Table 5 lists the quantitative results of the ablation studies. It can be observed that the mode “Base” without the MSPF and GWAF units generates the lowest performance. The results generated from each GWAF and MSPF unit are significantly better than the “Base” mode. Specifically, the utilization of the GWAF unit results in a 1.99% improvement in F1 and a 2.66% improvement in IoU. With the help of the MSPF unit, F1 and IoU are enhanced by 2.71% and 4.40%, respectively. Furthermore, the best results are produced when both the GWAF and MSPF units are combined at the “Base”. In particular, there is an enhancement of 1.35% in F1 and 2.78% in IoU when the GWAF unit is added. On the other hand, when using the MSPF unit alone, F1 and IoU are both improved, by 0.63% and 1.04%, respectively. In general, these improvements indicate the effectiveness of the proposed GWAF and MSPF units.
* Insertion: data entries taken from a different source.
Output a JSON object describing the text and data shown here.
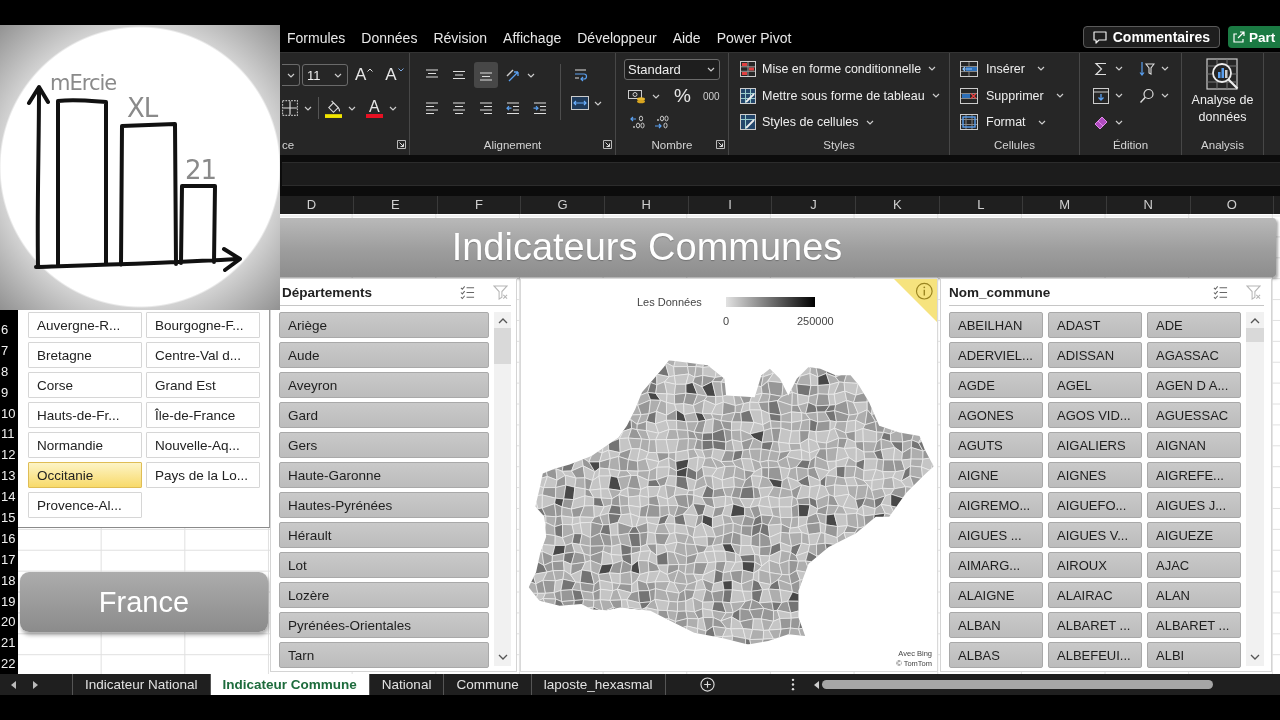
{
  "logo": {
    "words": [
      "mErcie",
      "XL",
      "21"
    ]
  },
  "menu": {
    "tabs": [
      {
        "label": "Formules",
        "selected": false
      },
      {
        "label": "Données",
        "selected": false
      },
      {
        "label": "Révision",
        "selected": false
      },
      {
        "label": "Affichage",
        "selected": false
      },
      {
        "label": "Développeur",
        "selected": false
      },
      {
        "label": "Aide",
        "selected": false
      },
      {
        "label": "Power Pivot",
        "selected": false
      }
    ],
    "buttons": [
      {
        "label": "Commentaires",
        "kind": "comments"
      },
      {
        "label": "Part",
        "kind": "share"
      }
    ]
  },
  "ribbon": {
    "font_group": {
      "label": "ce",
      "font_size": "11",
      "grow_glyph": "A",
      "shrink_glyph": "A",
      "color_glyph": "A"
    },
    "alignment_group": {
      "label": "Alignement",
      "vertical_buttons": [
        {
          "kind": "top",
          "selected": false
        },
        {
          "kind": "middle",
          "selected": false
        },
        {
          "kind": "bottom",
          "selected": true
        }
      ]
    },
    "number_group": {
      "label": "Nombre",
      "format": "Standard",
      "percent": "%",
      "thousands": "000"
    },
    "styles_group": {
      "label": "Styles",
      "commands": [
        {
          "label": "Mise en forme conditionnelle",
          "kind": "conditional"
        },
        {
          "label": "Mettre sous forme de tableau",
          "kind": "table"
        },
        {
          "label": "Styles de cellules",
          "kind": "cell_styles"
        }
      ]
    },
    "cells_group": {
      "label": "Cellules",
      "commands": [
        {
          "label": "Insérer",
          "kind": "insert"
        },
        {
          "label": "Supprimer",
          "kind": "delete"
        },
        {
          "label": "Format",
          "kind": "format"
        }
      ]
    },
    "editing_group": {
      "label": "Édition"
    },
    "analysis_group": {
      "label": "Analysis",
      "command": "Analyse de données"
    }
  },
  "columns": [
    "D",
    "E",
    "F",
    "G",
    "H",
    "I",
    "J",
    "K",
    "L",
    "M",
    "N",
    "O"
  ],
  "rows": [
    "6",
    "7",
    "8",
    "9",
    "10",
    "11",
    "12",
    "13",
    "14",
    "15",
    "16",
    "17",
    "18",
    "19",
    "20",
    "21",
    "22"
  ],
  "banner": {
    "title": "Indicateurs Communes"
  },
  "region_slicer": {
    "items": [
      {
        "label": "Auvergne-R...",
        "selected": false
      },
      {
        "label": "Bourgogne-F...",
        "selected": false
      },
      {
        "label": "Bretagne",
        "selected": false
      },
      {
        "label": "Centre-Val d...",
        "selected": false
      },
      {
        "label": "Corse",
        "selected": false
      },
      {
        "label": "Grand Est",
        "selected": false
      },
      {
        "label": "Hauts-de-Fr...",
        "selected": false
      },
      {
        "label": "Île-de-France",
        "selected": false
      },
      {
        "label": "Normandie",
        "selected": false
      },
      {
        "label": "Nouvelle-Aq...",
        "selected": false
      },
      {
        "label": "Occitanie",
        "selected": true
      },
      {
        "label": "Pays de la Lo...",
        "selected": false
      },
      {
        "label": "Provence-Al...",
        "selected": false
      }
    ]
  },
  "france_button": {
    "label": "France"
  },
  "departement_slicer": {
    "title": "Départements",
    "items": [
      {
        "label": "Ariège",
        "selected": true
      },
      {
        "label": "Aude",
        "selected": true
      },
      {
        "label": "Aveyron",
        "selected": true
      },
      {
        "label": "Gard",
        "selected": true
      },
      {
        "label": "Gers",
        "selected": true
      },
      {
        "label": "Haute-Garonne",
        "selected": true
      },
      {
        "label": "Hautes-Pyrénées",
        "selected": true
      },
      {
        "label": "Hérault",
        "selected": true
      },
      {
        "label": "Lot",
        "selected": true
      },
      {
        "label": "Lozère",
        "selected": true
      },
      {
        "label": "Pyrénées-Orientales",
        "selected": true
      },
      {
        "label": "Tarn",
        "selected": true
      }
    ]
  },
  "map": {
    "legend_title": "Les Données",
    "scale_min": "0",
    "scale_max": "250000",
    "attribution": [
      "Avec Bing",
      "© TomTom"
    ]
  },
  "commune_slicer": {
    "title": "Nom_commune",
    "items": [
      {
        "label": "ABEILHAN",
        "selected": true
      },
      {
        "label": "ADAST",
        "selected": true
      },
      {
        "label": "ADE",
        "selected": true
      },
      {
        "label": "ADERVIEL...",
        "selected": true
      },
      {
        "label": "ADISSAN",
        "selected": true
      },
      {
        "label": "AGASSAC",
        "selected": true
      },
      {
        "label": "AGDE",
        "selected": true
      },
      {
        "label": "AGEL",
        "selected": true
      },
      {
        "label": "AGEN D A...",
        "selected": true
      },
      {
        "label": "AGONES",
        "selected": true
      },
      {
        "label": "AGOS VID...",
        "selected": true
      },
      {
        "label": "AGUESSAC",
        "selected": true
      },
      {
        "label": "AGUTS",
        "selected": true
      },
      {
        "label": "AIGALIERS",
        "selected": true
      },
      {
        "label": "AIGNAN",
        "selected": true
      },
      {
        "label": "AIGNE",
        "selected": true
      },
      {
        "label": "AIGNES",
        "selected": true
      },
      {
        "label": "AIGREFE...",
        "selected": true
      },
      {
        "label": "AIGREMO...",
        "selected": true
      },
      {
        "label": "AIGUEFO...",
        "selected": true
      },
      {
        "label": "AIGUES J...",
        "selected": true
      },
      {
        "label": "AIGUES ...",
        "selected": true
      },
      {
        "label": "AIGUES V...",
        "selected": true
      },
      {
        "label": "AIGUEZE",
        "selected": true
      },
      {
        "label": "AIMARG...",
        "selected": true
      },
      {
        "label": "AIROUX",
        "selected": true
      },
      {
        "label": "AJAC",
        "selected": true
      },
      {
        "label": "ALAIGNE",
        "selected": true
      },
      {
        "label": "ALAIRAC",
        "selected": true
      },
      {
        "label": "ALAN",
        "selected": true
      },
      {
        "label": "ALBAN",
        "selected": true
      },
      {
        "label": "ALBARET ...",
        "selected": true
      },
      {
        "label": "ALBARET ...",
        "selected": true
      },
      {
        "label": "ALBAS",
        "selected": true
      },
      {
        "label": "ALBEFEUI...",
        "selected": true
      },
      {
        "label": "ALBI",
        "selected": true
      }
    ]
  },
  "sheet_tabs": [
    {
      "label": "Indicateur National",
      "selected": false
    },
    {
      "label": "Indicateur Commune",
      "selected": true
    },
    {
      "label": "National",
      "selected": false
    },
    {
      "label": "Commune",
      "selected": false
    },
    {
      "label": "laposte_hexasmal",
      "selected": false
    }
  ]
}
Some examples of the results are shown in Figure 10. It is evident that the results of the “Base” mode have many false positives and false negatives. When the GWAF and MSPF units are added, respectively, the results improve slightly. Furthermore, when the GWAF and MSPF are both added, we achieve optimal visualization results. Specifically, the results have fewer false negatives and false positives, and the boundary details are more precise. The visual results validate the effectiveness of the GWAF and MSPF units.

5. Conclusions

This paper proposes a CD method, namely the MSGFNet. To capture useful feature information, the MSGFNet combines EfficientNetB4 with a Siamese structure to extract the multi-level features. An MSGFM that comprises an MSPF unit and a GWAF unit is proposed to progressively and adaptively fuse bi-temporal multi-scale features. This module can obtain discriminative fusion features to smooth the details of changed object boundaries and improve the accuracy of results. Finally, the results obtained from three publicly available datasets show that the MSGFNet outperforms several SOTA methods in terms of both effectiveness and complexity. On the WHU-CD, LEVIR-CD, and SYSU-CD datasets, the MSGFNet achieved improvements of 1.21%, 0.46%, and 1.64% in F1 and 1.68%, 0.77%, and 2.24% in IoU, respectively, compared to the SOTA methods that produced better values. Additionally, it is evident that the Params and FLOPs for the proposed MSGFNet are 3.99 G and 0.58 M, respectively. Both values are lower than those of several SOTA methods. In summary, the proposed MSGFNet outperforms several SOTA CD methods.

Author Contributions

Conceptualization, M.W. and Y.Y.; methodology, Y.W., M.W. and Y.Y.; validation, Z.H., Q.W. (Qiang Wang) and Q.W. (Qianwen Wang); writing—original draft preparation, M.W. and Y.Y.; writing—review and editing, Y.W.; visualization, Z.H., Q.W. (Qiang Wang) and Q.W. (Qianwen Wang). All authors have read and agreed to the published version of the manuscript.

Funding

This work is supported by the National Natural Science Foundation of China (no. 42271446 and No. 41971281), and the Tianjin Key Laboratory of Rail Transit Navigation Positioning and Spatiotemporal Big Data Technology (no. TKL2023A12).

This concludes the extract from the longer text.